We have been educating and will continue to educate them. The truth is that all these bio-fortified crops that we promote in Nigeria are not Genetically Modified Organisms (GMO). The GMO materials do not pass through the Nigeria’s Agricultural National Release Committee. All our bio-fortified crops were formally approved by the release committee in this country. We had on-farm trials of the crops prior to release, which the release committee visited and followed due process before approval.
Our bio-fortified crops are made through selective conventional breeding. The principle of GMO is completely different; it is through genetic engineering.
Your centre is mainly on potato. What are the advantages of the potato varieties you are promoting?
Our center promotes all types of potatoes; Irish and sweet potatoes.
In this BNFB project, we are promoting the Orange Fleshed Sweet Potato, popularly called OFSP, which is the vitamin-A bio-fortified variety. We have three varieties at the moment which are rich in vitamin A (mothers’ Delight, King J and the latest released variety called ‘Solo-Gold’.
Promoting vitamin A bio-fortified crops is an approach to address vitamin A deficiency, which is long standing in Nigeria. We call it a complementary approach, as it is complementing other efforts put up by the government to reduce the deficiency of micronutrients (vitamins and minerals) in Nigeria. Such efforts include supplementation, food fortification and dietary diversification. We are adding food-based approach to it, which is sustainable and it is household empowering. These crops can be planted at the backyard or kitchen gardens.
People can have access to them anytime and two of them (orange maize and orange sweet potato) are early-maturing (3-4 months).
Are farmers and people embracing the orange-fleshed sweet potatoes?
We are getting there. It is improving gradually. We are not there 100 per cent, but adoption is growing day by day. We keep educating people that these are not GMOs. We are telling them about the nutritional and economic value.
You know the regular white-fleshed sweet potato naturally has not only calorie but also rich in some micronutrients, like potassium and magnesium. The orange-fleshed variety uniquely has pro vitamin A in addition to calorie and some micronutrients. Vitamin A is a vitamin of public health importance, especially children who are under the age of five years, as it helps with cognitive development, immunity boost and clarity of vision.
Have you identified the high potato growing zones and have you tried to penetrate them?
The good thing about this sweet potato is that it can grow anywhere in the country and now we have been working, till date, in about 15 states and we have our success stories across the value chains in all the states. Such include Benue, Kaduna, Nasarawa, Rivers and Osun states.
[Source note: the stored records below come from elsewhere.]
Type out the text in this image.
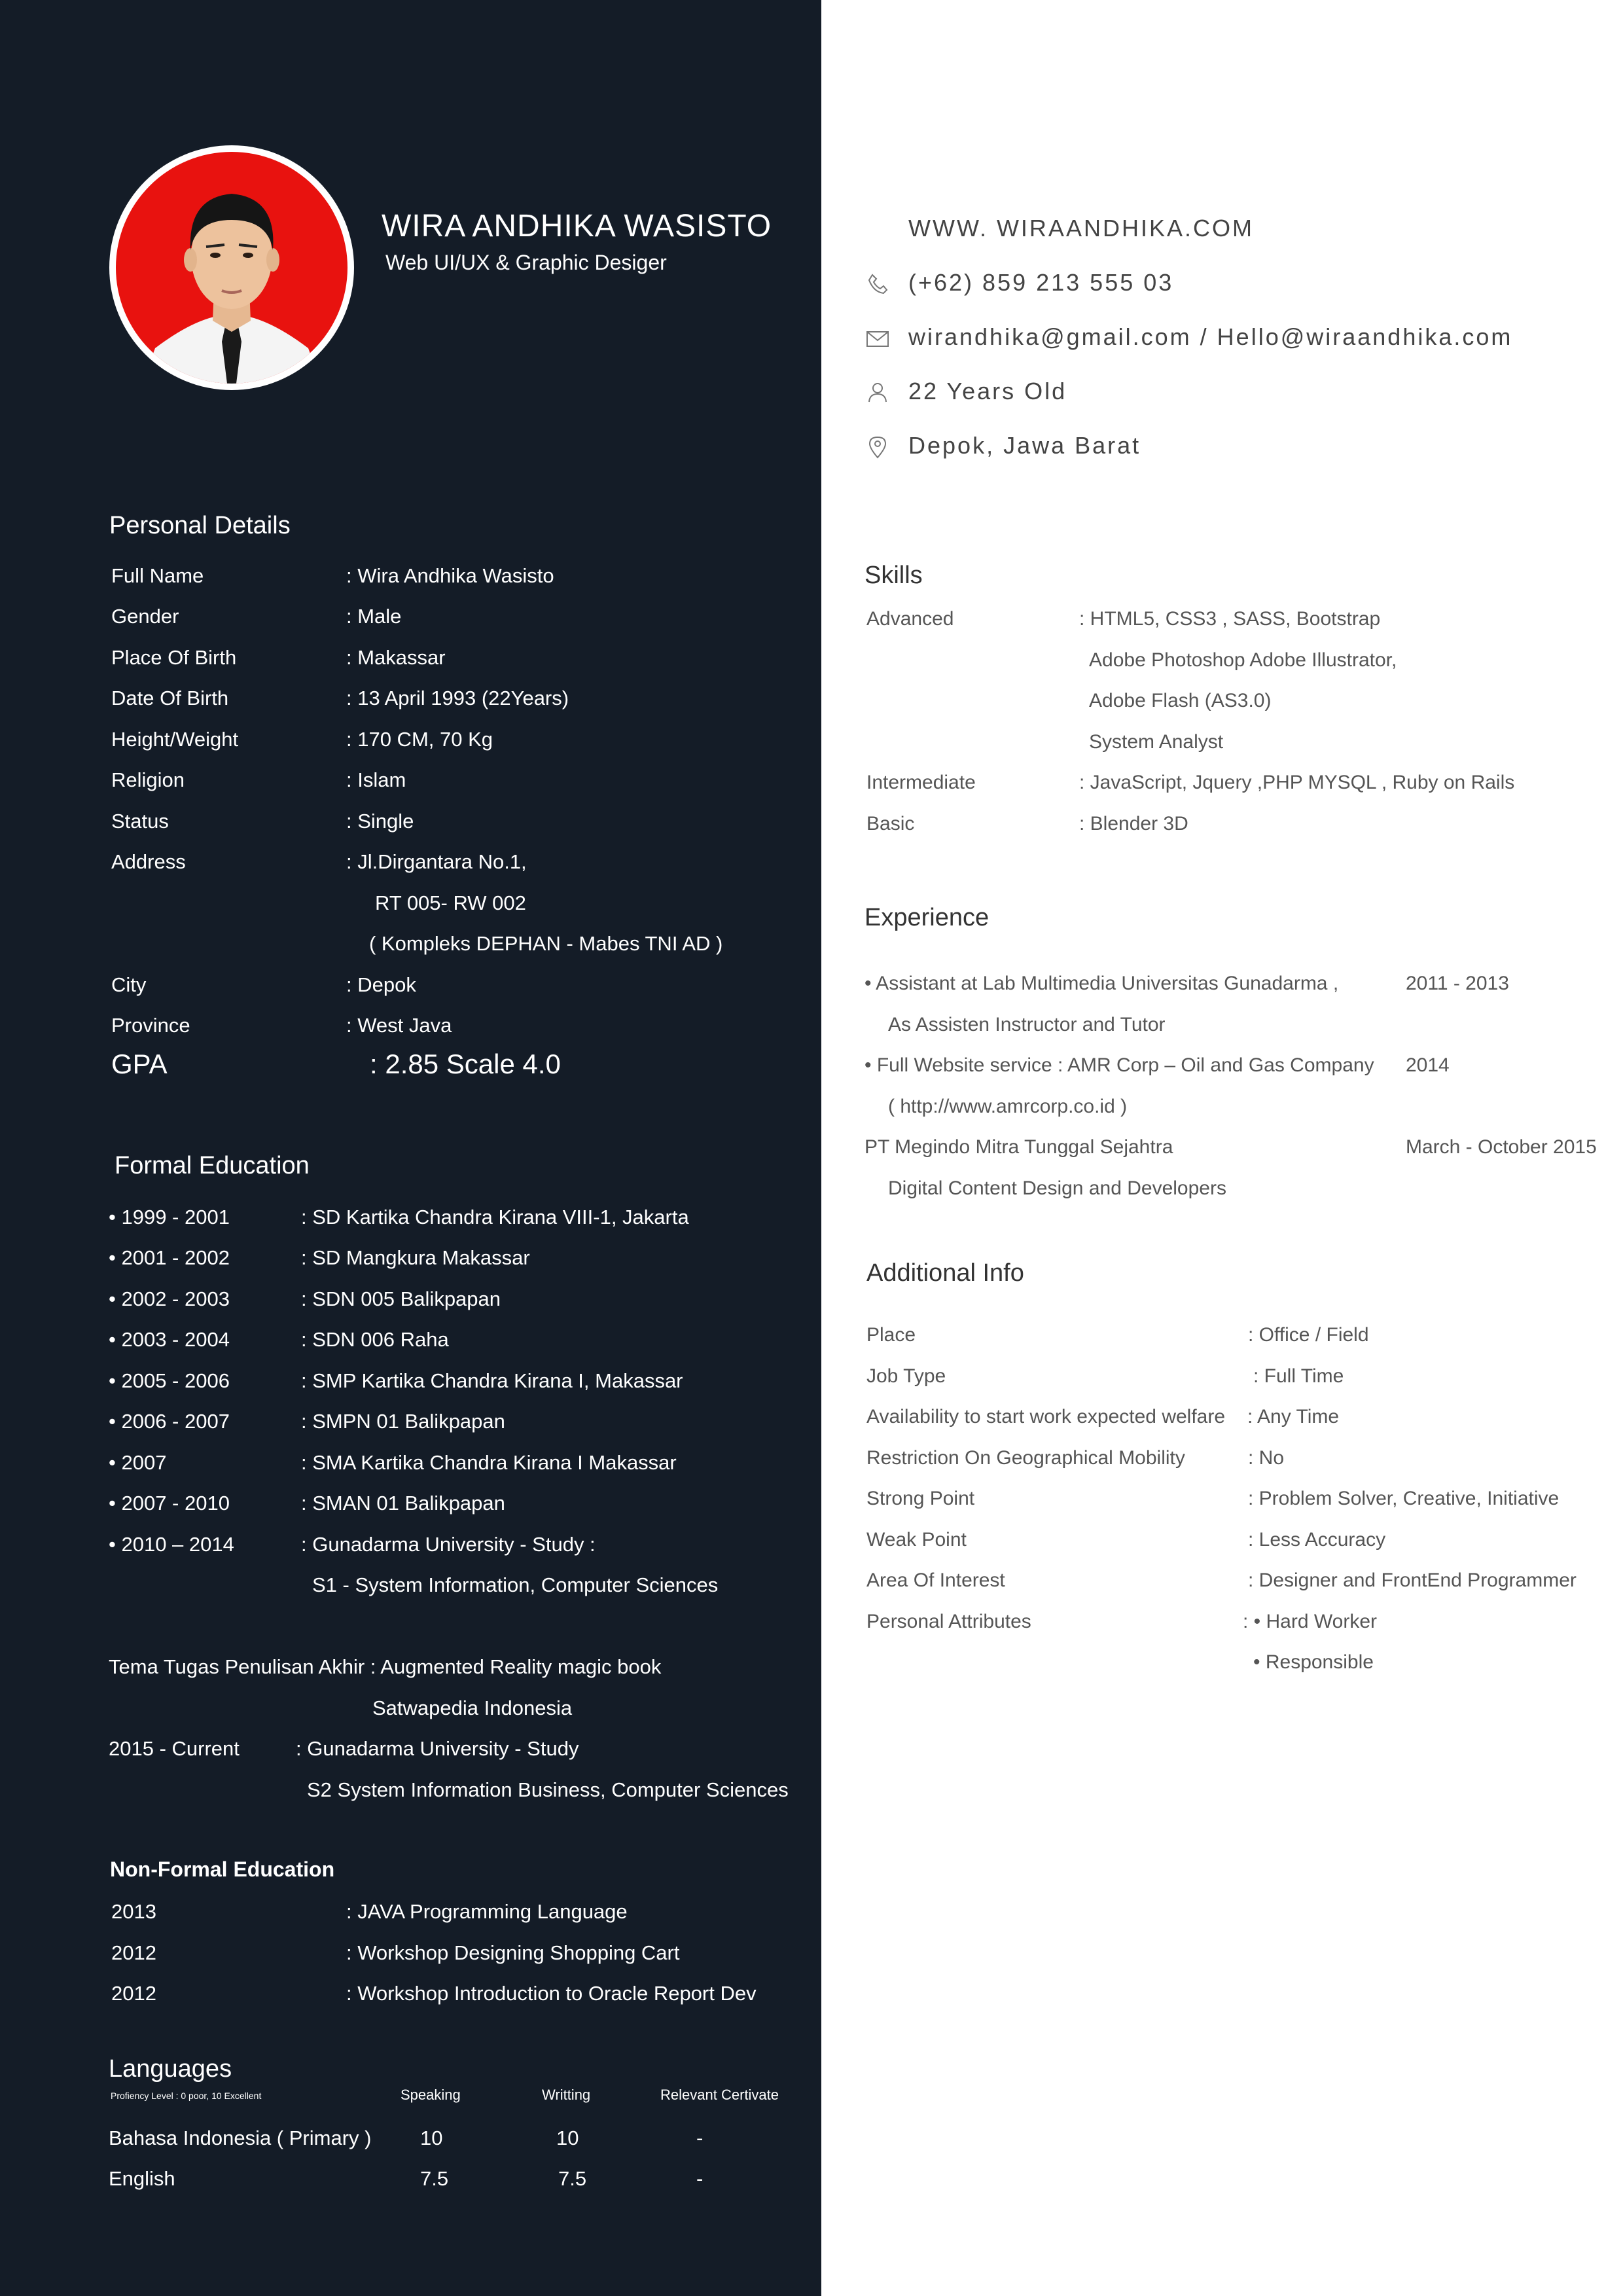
WIRA ANDHIKA WASISTO
Web UI/UX & Graphic Desiger
Personal Details
Full Name	: Wira Andhika Wasisto
Gender	: Male
Place Of Birth	: Makassar
Date Of Birth	: 13 April 1993 (22Years)
Height/Weight	: 170 CM, 70 Kg
Religion	: Islam
Status	: Single
Address	: Jl.Dirgantara No.1,
RT 005- RW 002
( Kompleks DEPHAN - Mabes TNI AD )
City	: Depok
Province	: West Java
GPA	: 2.85 Scale 4.0
Formal Education
• 1999 - 2001	: SD Kartika Chandra Kirana VIII-1, Jakarta
• 2001 - 2002	: SD Mangkura Makassar
• 2002 - 2003	: SDN 005 Balikpapan
• 2003 - 2004	: SDN 006 Raha
• 2005 - 2006	: SMP Kartika Chandra Kirana I, Makassar
• 2006 - 2007	: SMPN 01 Balikpapan
• 2007	: SMA Kartika Chandra Kirana I Makassar
• 2007 - 2010	: SMAN 01 Balikpapan
• 2010 – 2014	: Gunadarma University - Study :
S1 - System Information, Computer Sciences
Tema Tugas Penulisan Akhir : Augmented Reality magic book
Satwapedia Indonesia
2015 - Current	: Gunadarma University - Study
S2 System Information Business, Computer Sciences
Non-Formal Education
2013	: JAVA Programming Language
2012	: Workshop Designing Shopping Cart
2012	: Workshop Introduction to Oracle Report Dev
Languages
Profiency Level : 0 poor, 10 Excellent	Speaking	Writting	Relevant Certivate
Bahasa Indonesia ( Primary ) 10	10	-
English	7.5	7.5	-
WWW. WIRAANDHIKA.COM
(+62) 859 213 555 03
wirandhika@gmail.com / Hello@wiraandhika.com
22 Years Old
Depok, Jawa Barat
Skills
Advanced	: HTML5, CSS3 , SASS, Bootstrap
Adobe Photoshop Adobe Illustrator,
Adobe Flash (AS3.0)
System Analyst
Intermediate	: JavaScript, Jquery ,PHP MYSQL , Ruby on Rails
Basic	: Blender 3D
Experience
• Assistant at Lab Multimedia Universitas Gunadarma ,	2011 - 2013
As Assisten Instructor and Tutor
• Full Website service : AMR Corp – Oil and Gas Company 2014
( http://www.amrcorp.co.id )
PT Megindo Mitra Tunggal Sejahtra	March - October 2015
Digital Content Design and Developers
Additional Info
Place	: Office / Field
Job Type	: Full Time
Availability to start work expected welfare : Any Time
Restriction On Geographical Mobility	: No
Strong Point	: Problem Solver, Creative, Initiative
Weak Point	: Less Accuracy
Area Of Interest	: Designer and FrontEnd Programmer
Personal Attributes	: • Hard Worker
• Responsible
Are these varieties high-yielding, because farmers will consider the yield potential?
With good agronomic practices, they are high-yielding. And that is why we keep training and re-training farmers on good agronomic practices. With healthy planting materials and good agronomic practices, a farmer can get up to 15 metric tonnes per hectare and you can do all-year planting if you have access to water, because within three to four months, they are ready for harvest.
At the post-harvest level, we have been able, with our national partners, come up with nutritious products from OFSP. We have been able to substitute wheat flour for OFSP puree in bread production and pastries, up to 35 per cent. OFSP flour can also be used but for high pro vitamin A retention, we promote use of puree.
We have also been able to come up with orange sweet potato juice. We have been able to enrich our national beverage, kunu, with OFSP as well as other traditional dishes. We have been able to make pastries like chin-chin, puff-puff, cakes, cookies, etc so that women at micro-small-medium-scale levels can engage in them for income generation.
Another good thing about this sweet potato is that it cooks very fast with little energy. Everything in this crop is just good for health and wealth of the people. The leaves are used for vegetable soup and the stems are used as livestock feeds for fish, pigs, rabbits and cattle. In fact, some people call it animal’s delight, as animals love to eat this particular OFSP.
Can it be processed like gari?
Yes. You can use it to make gari. It is the same procedure. You peel, wash, grate and bag for fermentation. The period of fermentation depends on how sour you want it. You can have like Ijebu gari if you prolong the fermentation period. It ferments very fast because of the sugar content. After fermentation, you remove water (press) and then roast at not too high temperature so that you don’t lose all the pro-vitamin A contents.